John S. Allen’s The Omnivorous Mind is an examination of the cultural and biological truths revealed by our evolving relationship with food. From the diets of our earliest ancestors, to cooking’s role in the evolution of the human brain, to the preoccupations of contemporary foodies, Allen’s take on how and what we eat is consistently revelatory. Below, Allen looks at the powerful role food plays in human memory. Also below, listen to a conversation with Allen on a recent episode of our podcast.
Not that long ago, at the counter of a gas station out in the country, something yellow and red caught my eye—it was a Bit-O-Honey candy bar wrapper. I had not had a Bit-O-Honey bar for nearly 40 years, having moved as a child from Bit-O-Honey’s midwest base to California. So I bought one. As I unwrapped and ate it, certain memories quickly came back to me: the difficulty of getting the inside wrapping paper off the sticky taffy, the little rectangles meant to be broken off one by one, the initial hard chewiness that always made me wonder if it was stale, and finally, the honeyed flavor of the taffy itself, offset by little bits of nut. The memories did not stop there, however: in an instant, I was transported back in time to the back seat of my parents’ car, looking out the window at the apparently endless rows of corn stalks that passed by for hour after hour as we drove down highways and interstates. I thought about AM radio and the backs of my parents’ heads. I finished my chunk of Bit-O-Honey, got in my car, and drove back to the present.
We all have our food memories, some good and some bad. The taste, smell, and texture of food can be extraordinarily evocative, bringing back memories not just of eating food itself but also of place and setting. Food is an effective trigger of deeper memories of feelings and emotions, internal states of the mind and body. So my Bit-O-Honey experience is not all that unusual. Search for websites with the word candy combined with vintage, retro, or nostalgia, and it becomes readily apparent that many people use candy as a pathway to the past. But why should this be the case?

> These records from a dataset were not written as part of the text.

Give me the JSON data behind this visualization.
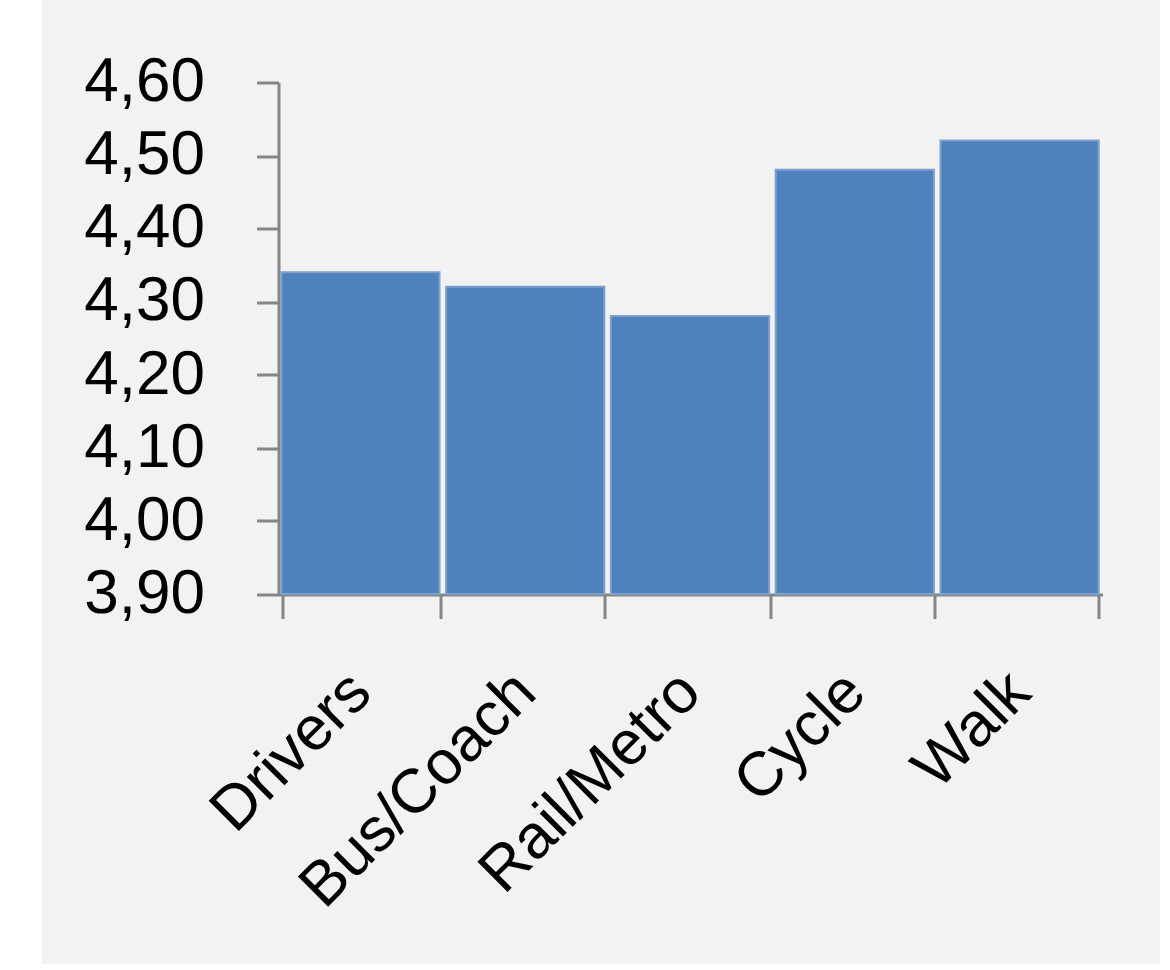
{
  "chart_data": {
    "type": "bar",
    "categories": [
      "Drivers",
      "Bus/Coach",
      "Rail/Metro",
      "Cycle",
      "Walk"
    ],
    "values": [
      4.34,
      4.32,
      4.28,
      4.48,
      4.52
    ],
    "color": "#4f81bd",
    "ylim": [
      3.9,
      4.6
    ],
    "yticks": [
      {
        "value": 3.9,
        "label": "3,90"
      },
      {
        "value": 4.0,
        "label": "4,00"
      },
      {
        "value": 4.1,
        "label": "4,10"
      },
      {
        "value": 4.2,
        "label": "4,20"
      },
      {
        "value": 4.3,
        "label": "4,30"
      },
      {
        "value": 4.4,
        "label": "4,40"
      },
      {
        "value": 4.5,
        "label": "4,50"
      },
      {
        "value": 4.6,
        "label": "4,60"
      }
    ]
  }
}
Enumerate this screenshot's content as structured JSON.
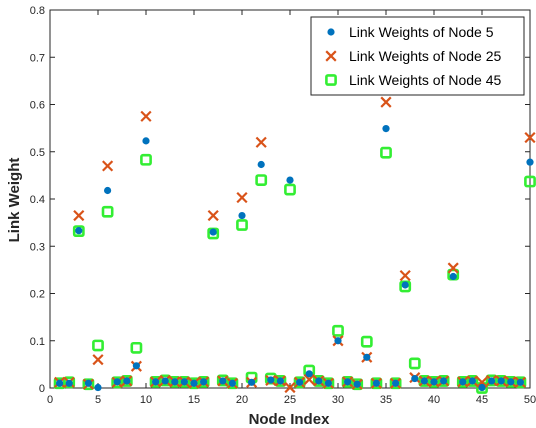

There are several reasons. First, evolution has seen to it that food in general may be a privileged target of memory in the brain. There is a part of the brain called the hippocampus (one in each hemisphere) that is critical for memory. The hippocampus is particularly important for forming long-term, declarative memories—those that can be consciously recalled and which contribute to the autobiographies that we all carry around in our heads. The hippocampus is also important for spatial memories, which may be its primary role for animals that do not possess language. The hippocampus has strong connections with parts of the brain that are important for emotion and for smell. This may explain why emotional memories can be so vivid or why certain smells trigger a sense of recall in us even before we consciously remember an event.